It was always bizarre. Now it's downright pathetic. And the more things spin out of their control, the more pathetic it gets--as in the latest cringe-making press conference by Little George ("extremist group of folks") so dramatically illustrated. It gets more and more pathetic because the whole point of expressions like "bad guys" and "folks" has been to convey a serene self-assurance. You could always see in their faces, as they said those words, the reassurance they drew from them, and from the attitudes that went with them.
Now you can see that they are using them to try to make themselves feel as confident as they once actually did--though, in fact, the whole thing is slipping away and they are getting desperate. The mannerisms are out of synch, the flat-handed, on-the-level decision gesture comes a beat to late and lasts a beat too long. That faux-modest, down-casting eye, supplemented by that affirming little nod--it is beginning to look like hiding. They've taken to imitating themselves. They don't know what else to do as reality overwhelms the dream world they built out of bromides.

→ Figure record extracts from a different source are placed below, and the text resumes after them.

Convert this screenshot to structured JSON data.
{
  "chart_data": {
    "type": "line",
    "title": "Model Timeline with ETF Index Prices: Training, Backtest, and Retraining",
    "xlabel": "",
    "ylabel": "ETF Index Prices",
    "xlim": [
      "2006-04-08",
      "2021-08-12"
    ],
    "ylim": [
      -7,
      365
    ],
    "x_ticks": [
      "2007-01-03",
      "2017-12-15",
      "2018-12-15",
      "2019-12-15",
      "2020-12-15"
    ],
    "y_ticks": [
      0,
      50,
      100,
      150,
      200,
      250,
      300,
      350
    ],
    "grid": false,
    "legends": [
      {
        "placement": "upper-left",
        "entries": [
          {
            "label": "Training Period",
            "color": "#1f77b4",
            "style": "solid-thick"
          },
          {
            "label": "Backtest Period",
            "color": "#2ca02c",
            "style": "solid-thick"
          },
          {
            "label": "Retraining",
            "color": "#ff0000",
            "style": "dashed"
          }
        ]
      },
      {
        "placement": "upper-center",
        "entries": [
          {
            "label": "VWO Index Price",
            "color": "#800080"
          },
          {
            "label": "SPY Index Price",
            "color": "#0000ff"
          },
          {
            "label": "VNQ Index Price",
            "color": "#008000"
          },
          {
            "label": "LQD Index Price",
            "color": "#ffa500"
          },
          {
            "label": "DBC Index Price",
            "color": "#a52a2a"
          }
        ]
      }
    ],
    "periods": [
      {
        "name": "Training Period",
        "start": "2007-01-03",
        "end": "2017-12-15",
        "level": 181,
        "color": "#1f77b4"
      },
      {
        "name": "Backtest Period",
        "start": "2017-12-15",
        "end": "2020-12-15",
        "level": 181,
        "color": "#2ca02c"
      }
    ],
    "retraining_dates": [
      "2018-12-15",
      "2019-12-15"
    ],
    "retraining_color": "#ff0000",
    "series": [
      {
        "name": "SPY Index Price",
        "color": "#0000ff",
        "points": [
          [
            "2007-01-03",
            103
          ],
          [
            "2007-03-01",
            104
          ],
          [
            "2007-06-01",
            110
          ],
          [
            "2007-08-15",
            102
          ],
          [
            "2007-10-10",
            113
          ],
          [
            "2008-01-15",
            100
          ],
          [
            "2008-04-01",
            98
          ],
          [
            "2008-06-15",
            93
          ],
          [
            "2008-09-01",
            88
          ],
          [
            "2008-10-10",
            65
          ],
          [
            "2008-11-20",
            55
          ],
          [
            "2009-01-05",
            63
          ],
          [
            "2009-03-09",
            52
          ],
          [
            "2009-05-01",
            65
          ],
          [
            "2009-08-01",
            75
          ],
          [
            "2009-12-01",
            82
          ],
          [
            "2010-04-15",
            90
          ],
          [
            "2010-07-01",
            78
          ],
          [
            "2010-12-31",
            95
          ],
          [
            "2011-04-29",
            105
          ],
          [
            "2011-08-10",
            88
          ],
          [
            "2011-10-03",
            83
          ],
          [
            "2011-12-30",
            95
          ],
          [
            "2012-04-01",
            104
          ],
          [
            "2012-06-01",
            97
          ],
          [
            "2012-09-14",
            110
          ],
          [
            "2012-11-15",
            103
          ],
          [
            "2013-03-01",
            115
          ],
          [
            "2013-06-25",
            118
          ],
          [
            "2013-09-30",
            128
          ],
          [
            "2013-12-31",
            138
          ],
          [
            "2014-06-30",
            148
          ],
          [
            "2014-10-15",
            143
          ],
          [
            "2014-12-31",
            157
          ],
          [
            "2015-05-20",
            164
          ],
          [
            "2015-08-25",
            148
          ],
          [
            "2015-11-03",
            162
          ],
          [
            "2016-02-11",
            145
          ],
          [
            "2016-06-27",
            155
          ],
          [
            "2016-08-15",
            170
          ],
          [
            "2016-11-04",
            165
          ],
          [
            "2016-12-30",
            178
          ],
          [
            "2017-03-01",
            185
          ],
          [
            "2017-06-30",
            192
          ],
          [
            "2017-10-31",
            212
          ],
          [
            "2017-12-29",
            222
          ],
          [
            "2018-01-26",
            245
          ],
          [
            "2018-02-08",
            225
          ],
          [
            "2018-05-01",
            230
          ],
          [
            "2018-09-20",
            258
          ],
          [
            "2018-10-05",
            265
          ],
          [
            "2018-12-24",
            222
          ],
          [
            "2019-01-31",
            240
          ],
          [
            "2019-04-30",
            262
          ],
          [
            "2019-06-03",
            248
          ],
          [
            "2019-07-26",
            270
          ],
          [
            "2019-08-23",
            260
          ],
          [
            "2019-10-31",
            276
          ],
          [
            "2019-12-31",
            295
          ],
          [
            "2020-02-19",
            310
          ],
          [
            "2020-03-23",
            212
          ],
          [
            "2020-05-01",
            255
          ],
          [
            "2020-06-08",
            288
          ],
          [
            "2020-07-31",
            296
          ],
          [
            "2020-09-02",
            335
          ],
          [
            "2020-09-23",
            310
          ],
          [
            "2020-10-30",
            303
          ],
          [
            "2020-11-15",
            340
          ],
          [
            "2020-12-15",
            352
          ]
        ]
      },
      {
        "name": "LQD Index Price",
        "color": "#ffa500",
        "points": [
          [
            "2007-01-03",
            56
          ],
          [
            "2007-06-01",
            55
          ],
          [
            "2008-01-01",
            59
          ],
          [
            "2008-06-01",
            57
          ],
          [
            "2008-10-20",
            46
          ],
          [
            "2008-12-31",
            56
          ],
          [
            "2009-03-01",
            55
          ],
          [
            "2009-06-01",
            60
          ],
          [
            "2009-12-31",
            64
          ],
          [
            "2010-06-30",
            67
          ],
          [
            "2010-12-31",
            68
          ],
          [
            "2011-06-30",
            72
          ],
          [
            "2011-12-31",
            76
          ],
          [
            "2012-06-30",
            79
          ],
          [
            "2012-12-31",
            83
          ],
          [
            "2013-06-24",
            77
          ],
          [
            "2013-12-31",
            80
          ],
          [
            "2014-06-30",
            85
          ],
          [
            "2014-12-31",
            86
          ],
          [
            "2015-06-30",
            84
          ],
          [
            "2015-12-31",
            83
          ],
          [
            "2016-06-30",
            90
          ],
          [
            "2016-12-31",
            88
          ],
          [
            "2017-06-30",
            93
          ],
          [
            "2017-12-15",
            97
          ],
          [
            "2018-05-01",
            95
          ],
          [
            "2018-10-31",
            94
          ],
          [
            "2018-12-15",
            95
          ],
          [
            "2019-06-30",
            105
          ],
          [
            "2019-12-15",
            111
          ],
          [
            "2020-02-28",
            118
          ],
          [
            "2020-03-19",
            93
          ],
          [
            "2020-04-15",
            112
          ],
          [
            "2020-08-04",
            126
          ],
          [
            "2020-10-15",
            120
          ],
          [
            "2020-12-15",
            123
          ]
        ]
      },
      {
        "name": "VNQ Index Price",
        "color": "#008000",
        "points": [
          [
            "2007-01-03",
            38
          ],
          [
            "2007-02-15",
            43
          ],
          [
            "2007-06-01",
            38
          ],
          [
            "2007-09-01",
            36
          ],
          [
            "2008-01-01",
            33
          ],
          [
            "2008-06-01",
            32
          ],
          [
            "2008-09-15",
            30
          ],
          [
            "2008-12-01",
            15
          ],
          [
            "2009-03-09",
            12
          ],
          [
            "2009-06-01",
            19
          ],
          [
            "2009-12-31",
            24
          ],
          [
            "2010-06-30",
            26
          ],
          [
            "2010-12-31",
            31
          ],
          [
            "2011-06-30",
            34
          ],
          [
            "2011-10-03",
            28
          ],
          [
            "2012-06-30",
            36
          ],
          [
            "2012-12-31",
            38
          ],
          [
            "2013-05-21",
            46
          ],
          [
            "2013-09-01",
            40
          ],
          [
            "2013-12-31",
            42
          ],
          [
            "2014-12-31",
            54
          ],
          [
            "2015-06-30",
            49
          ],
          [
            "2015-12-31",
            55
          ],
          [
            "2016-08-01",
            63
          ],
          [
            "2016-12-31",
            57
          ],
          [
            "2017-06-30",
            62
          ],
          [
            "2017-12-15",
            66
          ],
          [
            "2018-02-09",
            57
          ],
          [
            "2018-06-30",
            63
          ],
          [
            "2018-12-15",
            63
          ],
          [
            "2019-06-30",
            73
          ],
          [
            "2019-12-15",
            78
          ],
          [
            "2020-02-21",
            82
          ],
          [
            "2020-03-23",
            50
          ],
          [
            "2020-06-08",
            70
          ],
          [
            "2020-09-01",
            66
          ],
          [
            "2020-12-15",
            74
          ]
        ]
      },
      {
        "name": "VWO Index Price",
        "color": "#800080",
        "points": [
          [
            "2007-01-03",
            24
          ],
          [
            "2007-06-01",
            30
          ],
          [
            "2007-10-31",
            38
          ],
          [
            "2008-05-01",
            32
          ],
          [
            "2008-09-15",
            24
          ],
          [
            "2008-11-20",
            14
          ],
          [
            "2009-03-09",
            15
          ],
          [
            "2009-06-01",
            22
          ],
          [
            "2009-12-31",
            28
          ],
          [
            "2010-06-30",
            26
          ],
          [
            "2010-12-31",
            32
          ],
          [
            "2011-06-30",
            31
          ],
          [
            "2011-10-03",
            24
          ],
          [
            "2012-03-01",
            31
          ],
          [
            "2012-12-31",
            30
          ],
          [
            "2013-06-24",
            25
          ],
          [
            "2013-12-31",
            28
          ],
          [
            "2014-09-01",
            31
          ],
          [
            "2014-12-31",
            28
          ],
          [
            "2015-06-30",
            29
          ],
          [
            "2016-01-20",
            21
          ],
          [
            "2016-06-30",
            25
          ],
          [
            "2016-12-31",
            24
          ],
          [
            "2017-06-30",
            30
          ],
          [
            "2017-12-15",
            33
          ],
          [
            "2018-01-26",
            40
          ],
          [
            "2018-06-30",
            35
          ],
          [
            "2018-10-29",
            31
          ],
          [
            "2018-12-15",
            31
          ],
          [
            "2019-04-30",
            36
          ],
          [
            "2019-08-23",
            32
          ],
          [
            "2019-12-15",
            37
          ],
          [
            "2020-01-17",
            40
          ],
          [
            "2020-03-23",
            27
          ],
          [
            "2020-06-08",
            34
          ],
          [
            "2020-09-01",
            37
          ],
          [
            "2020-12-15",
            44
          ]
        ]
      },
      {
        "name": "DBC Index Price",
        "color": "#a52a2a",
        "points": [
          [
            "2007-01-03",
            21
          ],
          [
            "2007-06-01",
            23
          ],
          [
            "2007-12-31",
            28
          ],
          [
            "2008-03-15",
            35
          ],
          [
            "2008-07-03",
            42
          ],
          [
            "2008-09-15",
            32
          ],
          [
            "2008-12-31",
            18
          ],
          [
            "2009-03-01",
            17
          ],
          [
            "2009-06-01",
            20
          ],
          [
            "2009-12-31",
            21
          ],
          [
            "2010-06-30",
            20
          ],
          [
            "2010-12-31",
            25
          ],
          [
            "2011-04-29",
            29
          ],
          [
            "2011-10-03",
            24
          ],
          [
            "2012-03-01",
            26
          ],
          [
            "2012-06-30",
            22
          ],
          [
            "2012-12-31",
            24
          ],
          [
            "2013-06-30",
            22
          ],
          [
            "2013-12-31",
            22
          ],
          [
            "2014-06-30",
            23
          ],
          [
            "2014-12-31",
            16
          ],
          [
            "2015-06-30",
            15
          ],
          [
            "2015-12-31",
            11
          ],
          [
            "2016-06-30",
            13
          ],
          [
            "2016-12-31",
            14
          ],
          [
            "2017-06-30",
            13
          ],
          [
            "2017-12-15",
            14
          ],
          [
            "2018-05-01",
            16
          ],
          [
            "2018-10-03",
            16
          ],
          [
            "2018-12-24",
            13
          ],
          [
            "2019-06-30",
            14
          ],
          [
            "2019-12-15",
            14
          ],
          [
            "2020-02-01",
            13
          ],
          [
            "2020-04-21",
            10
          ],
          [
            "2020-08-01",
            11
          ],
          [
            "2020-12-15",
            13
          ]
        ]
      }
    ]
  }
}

"Folks," like "bad guys," is above all a homey locution. It says that all you really need to know in this world is what you grow up knowing in the heartland. No need for fancy book-learning from pointy-headed intellectuals--those so-called "experts" on other so-called "cultures." Because, when you get right down to it, folks are pretty much the same everywhere; there's the good ones, who get up every day and try to raise their families, and the bad ones--the bad guys, who get up every day, and look for ways to do evil.
"Folks" says to the American people: don't bother with details, everything is as obvious as I say it is. And "bad guys" says to the American people: don't worry, we will do what it takes. We are the good guys--and the tough guys. Go back to sleep.
Well--it took a while, an inexcusably long while--but a lot of those American folks seem finally to be waking up. And Little George and his Manly Men posture on.